I would like to fit a model to a dataset, namely, I would like to model the response of a system to changes in sound intensity in dB.
The system displays a sigmoidal change in its response with increasing Sound to Noise ratio in dB which I want to model and whose parameters I want to estimate.
I have my recorded data Y(SNR) with several SNRs in dB: -3dB, -5dB, -7dB, and -Inf, which is a “no sound” condition, since Y = 10*log_10(I/I0), with I being the input signal, and I0 the (here, constant) noise.
I can’t have -Inf as a value in a predictor variable in Stan, or am I wrong?
Should I transform my data? I am unsure how to go about handling this issue.
In this case I’ll give more information because I can’t wrap my head around how to get this to work. My model is the following:
functions{
}
data {
int Nobs; // number of data obervations
real mu_low; //prior knowledge from external data
real sigma_low; //prior knowledge from external data
vector[Nobs] dat; // data, one per row
vector[Nobs] SNR; // experimental factor
}
parameters {
vector[3] b;// unconstrained parameters
vector<lower = 0>[4] pos_b; // postive parameters
}
transformed parameters{
vector[Nobs] mu;
vector[Nobs] sigma;
real mu_max;
mu_max = - mu_low;
for(i in 1:Nobs){
mu[i] = b[1] + ((b[2] - b[1])/(1+exp(-pos_b[2]*(SNR[i] - pos_b[4]))));
sigma[i] = pos_b[3] + ((pos_b[1] - pos_b[3])/(1+exp(-b[3]*(SNR[i] - pos_b[4]))));
}
}
model {
b[1] ~ normal(mu_low,1); // min
b[2] ~ normal(mu_max,1); // max
b[3] ~ normal(0,10); // slope sigma
pos_b[1] ~ normal(sigma_low,10); // max sigma
pos_b[2] ~ normal(0,10); // slope
pos_b[3] ~ normal(sigma_low,10); // slope
pos_b[4] ~ normal(3.5,1); // threshold
//LLH
target += normal_lpdf(dat| mu,sigma);
}
generated quantities{
vector[Nobs] log_lik;
for (i in 1:Nobs){
log_lik[i] = normal_lpdf(dat[i]|mu[i], sigma[i]);
}
}
The vector SNR contains values that can be either -Inf or 1, 2, 3, 4 or 5. When I try to run it in rstan, it says that
Chain 1: Rejecting initial value:
Chain 1: Gradient evaluated at the initial value is not finite.
Chain 1: Stan can't start sampling from this initial value.
Chain 1:
Which led me to think that it’s just not possible to do this in Stan.
So I guess my question is: is using -Inf as a value in my predictor variable in this context possible? If so, what am I doing wrong?
That is saying target went NaN or \mp \infty.
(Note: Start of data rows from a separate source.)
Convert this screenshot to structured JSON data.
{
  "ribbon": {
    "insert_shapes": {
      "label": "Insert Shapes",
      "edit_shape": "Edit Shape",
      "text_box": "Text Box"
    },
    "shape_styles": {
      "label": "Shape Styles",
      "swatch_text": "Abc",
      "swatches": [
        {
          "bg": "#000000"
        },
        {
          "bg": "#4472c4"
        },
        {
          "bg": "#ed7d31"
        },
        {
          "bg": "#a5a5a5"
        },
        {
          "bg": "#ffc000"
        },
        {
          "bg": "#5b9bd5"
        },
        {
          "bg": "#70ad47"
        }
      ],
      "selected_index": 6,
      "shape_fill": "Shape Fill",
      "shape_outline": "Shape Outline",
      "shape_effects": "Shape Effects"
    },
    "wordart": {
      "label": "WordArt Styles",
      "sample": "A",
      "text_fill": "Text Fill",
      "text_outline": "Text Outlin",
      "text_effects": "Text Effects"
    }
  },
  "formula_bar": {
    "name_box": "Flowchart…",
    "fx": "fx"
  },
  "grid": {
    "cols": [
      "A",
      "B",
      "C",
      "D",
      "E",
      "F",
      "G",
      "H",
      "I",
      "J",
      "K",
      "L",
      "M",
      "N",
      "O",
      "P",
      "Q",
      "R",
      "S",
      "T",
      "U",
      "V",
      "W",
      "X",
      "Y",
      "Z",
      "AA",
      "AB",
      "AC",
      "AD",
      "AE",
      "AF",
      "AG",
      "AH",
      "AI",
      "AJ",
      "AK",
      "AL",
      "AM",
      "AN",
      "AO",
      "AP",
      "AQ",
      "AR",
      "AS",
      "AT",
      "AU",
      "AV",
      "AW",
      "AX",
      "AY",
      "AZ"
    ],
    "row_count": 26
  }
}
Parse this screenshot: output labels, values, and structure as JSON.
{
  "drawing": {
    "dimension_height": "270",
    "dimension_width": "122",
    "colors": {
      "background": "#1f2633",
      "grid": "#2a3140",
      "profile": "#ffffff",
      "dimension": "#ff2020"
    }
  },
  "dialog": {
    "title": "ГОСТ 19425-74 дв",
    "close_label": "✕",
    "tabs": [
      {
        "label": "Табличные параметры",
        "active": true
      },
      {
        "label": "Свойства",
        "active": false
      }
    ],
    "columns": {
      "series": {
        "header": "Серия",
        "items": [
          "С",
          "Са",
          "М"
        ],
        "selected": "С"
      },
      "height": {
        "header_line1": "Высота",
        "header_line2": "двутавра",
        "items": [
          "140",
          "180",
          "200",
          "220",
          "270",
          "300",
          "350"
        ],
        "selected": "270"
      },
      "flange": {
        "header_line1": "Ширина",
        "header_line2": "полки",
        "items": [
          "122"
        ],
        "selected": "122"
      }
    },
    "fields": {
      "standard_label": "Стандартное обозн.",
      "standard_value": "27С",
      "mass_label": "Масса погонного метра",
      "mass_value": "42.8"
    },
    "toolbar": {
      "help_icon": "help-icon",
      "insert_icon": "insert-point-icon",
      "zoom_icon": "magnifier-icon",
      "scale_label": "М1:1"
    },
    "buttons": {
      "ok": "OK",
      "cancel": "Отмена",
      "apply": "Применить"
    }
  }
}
If it were going to object to a predictor, it wouldn’t even have gotten that far. You can put print statements to figure out which element of mu or sigma is problematic.
So, I reduced the model to a minimum, and returned values of mu, sigma and the lp. They are all finite numbers. The model runs when I exclude datapoints for which SNR is not -Inf.
I browsed through the documentation but couldn’t find much help, I’m at a loss here. What steps can I take to figure out what is going on?
functions{
}
data {
int Nobs; // number of data obervations
vector[Nobs] dat; // data, one per row
vector[Nobs] SNR; // experimental factor
}
parameters {
vector[4] b;// unconstrained parameters
vector<lower = 0>[1] pos_b; // postive parameters
}
transformed parameters{
vector[Nobs] mu;
vector[Nobs] sigma;
for(i in 1:Nobs){
// print("pos_b")
// print(pos_b)
print("b")
print(b)
mu[i] = b[1] + ((b[2] - b[1])/(1+exp(-b[3]*(SNR[i] - b[4]))));
print("mu")
print(mu[i])
sigma[i] = pos_b[1];
print("sigma")
print(sigma[i])
}
}
model {
b[1] ~ normal(-0.5,1); // min
b[2] ~ normal(0.5,1); // max
b[3] ~ normal(0,10); // slope
b[4] ~ normal(0,10); // x50
pos_b[1] ~ normal(0,10); // sigma
//LLH
target += normal_lpdf(dat| mu,sigma);
print(target())
}
generated quantities{
vector[Nobs] log_lik;
for (i in 1:Nobs){
log_lik[i] = normal_lpdf(dat[i]|mu[i], sigma[i]);
}
}
Does your last comment mean I can rely on your solution provided that the model gives reasonable outputs, or that I should turn to something else? I could remove the -Inf condition and use it to inform my priors for example. It would be a waste of data, but that’s better than running a bad model.
The model should work correctly as long as there’s no posterior uncertainty about the sign of b[3]. If the sign is uncertain, I think the samples are still correct, just inefficient.